Ice is a primary concern when fighting fires in frigid temperatures near or below zero degrees, according to Rhodes. Along with the challenges of ice, Rhodes said members must also take extra care of the fire apparatus during cold spells.

"This weather raises havoc with fire apparatus because all of our vehicles have fluid of some sort," he said, adding the fire engines have water and the ladder trucks have hydraulic fluid.

Three occupants were displaced following Tuesday's fire, said fire officials. It was unclear whether the American Red Cross was assisting the three adults with finding alternative housing.

The house sustained fire, smoke and water damage. The blaze extended from the first to the second floor of the residence. According to city assessment records, the house is owned by Sally Ann Moyer.

Rhodes would not comment on whether the blaze could have been connected to the freezing temperatures and the possible use of space heaters. He said the official cause of the fire is still under investigation.

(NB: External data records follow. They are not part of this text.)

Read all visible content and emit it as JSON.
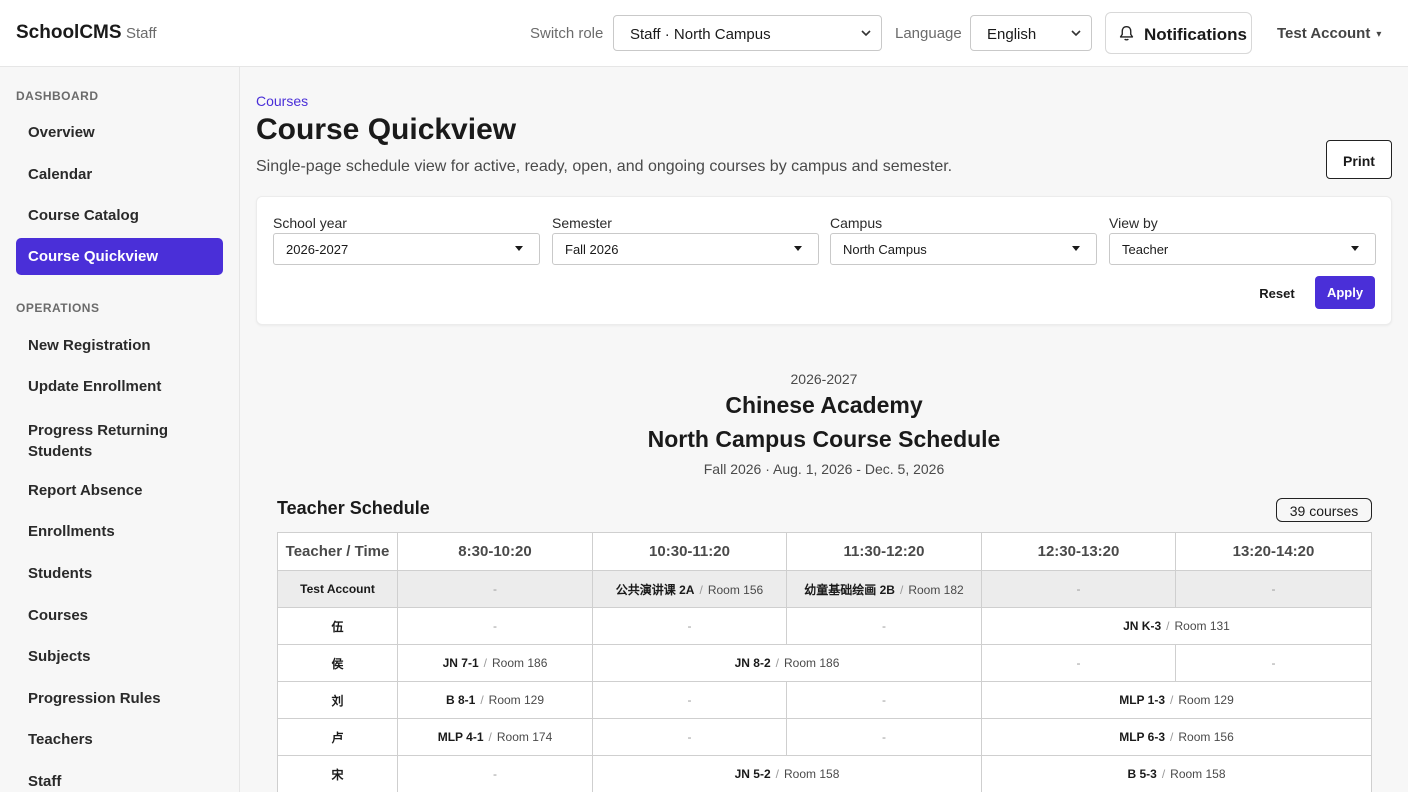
{
  "app": {
    "brand": "SchoolCMS",
    "brand_sub": "Staff",
    "switch_role_label": "Switch role",
    "role_value": "Staff · North Campus",
    "language_label": "Language",
    "language_value": "English",
    "notifications_label": "Notifications",
    "account_name": "Test Account",
    "account_caret": "▾",
    "accent_color": "#4a2fd8"
  },
  "sidebar": {
    "sections": [
      {
        "label": "DASHBOARD",
        "items": [
          {
            "label": "Overview"
          },
          {
            "label": "Calendar"
          },
          {
            "label": "Course Catalog"
          },
          {
            "label": "Course Quickview",
            "active": true
          }
        ]
      },
      {
        "label": "OPERATIONS",
        "items": [
          {
            "label": "New Registration"
          },
          {
            "label": "Update Enrollment"
          },
          {
            "label": "Progress Returning Students"
          },
          {
            "label": "Report Absence"
          },
          {
            "label": "Enrollments"
          },
          {
            "label": "Students"
          },
          {
            "label": "Courses"
          },
          {
            "label": "Subjects"
          },
          {
            "label": "Progression Rules"
          },
          {
            "label": "Teachers"
          },
          {
            "label": "Staff"
          }
        ]
      }
    ]
  },
  "page": {
    "breadcrumb": "Courses",
    "title": "Course Quickview",
    "description": "Single-page schedule view for active, ready, open, and ongoing courses by campus and semester.",
    "print_label": "Print"
  },
  "filters": {
    "school_year": {
      "label": "School year",
      "value": "2026-2027"
    },
    "semester": {
      "label": "Semester",
      "value": "Fall 2026"
    },
    "campus": {
      "label": "Campus",
      "value": "North Campus"
    },
    "view_by": {
      "label": "View by",
      "value": "Teacher"
    },
    "reset_label": "Reset",
    "apply_label": "Apply"
  },
  "schedule": {
    "year": "2026-2027",
    "school": "Chinese Academy",
    "campus_title": "North Campus Course Schedule",
    "term": "Fall 2026 · Aug. 1, 2026 - Dec. 5, 2026",
    "heading": "Teacher Schedule",
    "course_count": "39 courses",
    "columns": [
      "Teacher / Time",
      "8:30-10:20",
      "10:30-11:20",
      "11:30-12:20",
      "12:30-13:20",
      "13:20-14:20"
    ],
    "separator": "/",
    "empty": "-",
    "rows": [
      {
        "teacher": "Test Account",
        "highlight": true,
        "cells": [
          {
            "span": 1,
            "empty": true
          },
          {
            "span": 1,
            "code": "公共演讲课 2A",
            "room": "Room 156"
          },
          {
            "span": 1,
            "code": "幼童基础绘画 2B",
            "room": "Room 182"
          },
          {
            "span": 1,
            "empty": true
          },
          {
            "span": 1,
            "empty": true
          }
        ]
      },
      {
        "teacher": "伍",
        "cells": [
          {
            "span": 1,
            "empty": true
          },
          {
            "span": 1,
            "empty": true
          },
          {
            "span": 1,
            "empty": true
          },
          {
            "span": 2,
            "code": "JN K-3",
            "room": "Room 131"
          }
        ]
      },
      {
        "teacher": "侯",
        "cells": [
          {
            "span": 1,
            "code": "JN 7-1",
            "room": "Room 186"
          },
          {
            "span": 2,
            "code": "JN 8-2",
            "room": "Room 186"
          },
          {
            "span": 1,
            "empty": true
          },
          {
            "span": 1,
            "empty": true
          }
        ]
      },
      {
        "teacher": "刘",
        "cells": [
          {
            "span": 1,
            "code": "B 8-1",
            "room": "Room 129"
          },
          {
            "span": 1,
            "empty": true
          },
          {
            "span": 1,
            "empty": true
          },
          {
            "span": 2,
            "code": "MLP 1-3",
            "room": "Room 129"
          }
        ]
      },
      {
        "teacher": "卢",
        "cells": [
          {
            "span": 1,
            "code": "MLP 4-1",
            "room": "Room 174"
          },
          {
            "span": 1,
            "empty": true
          },
          {
            "span": 1,
            "empty": true
          },
          {
            "span": 2,
            "code": "MLP 6-3",
            "room": "Room 156"
          }
        ]
      },
      {
        "teacher": "宋",
        "cells": [
          {
            "span": 1,
            "empty": true
          },
          {
            "span": 2,
            "code": "JN 5-2",
            "room": "Room 158"
          },
          {
            "span": 2,
            "code": "B 5-3",
            "room": "Room 158"
          }
        ]
      }
    ]
  }
}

In a press release issued after the blaze, fire officials reminded residents using portable heaters during the extreme cold to utilize a listed or safety agency approved heater, to follow all safety precautions and instructions and to never leave the units operating unattended. They also stressed the importance of installing working smoke detectors, and the dangers of overloading electrical circuits.

The Nashua Fire Marshal's Office and the New Hampshire State Fire Marshal's Office are continuing to investigate the cause of the blaze.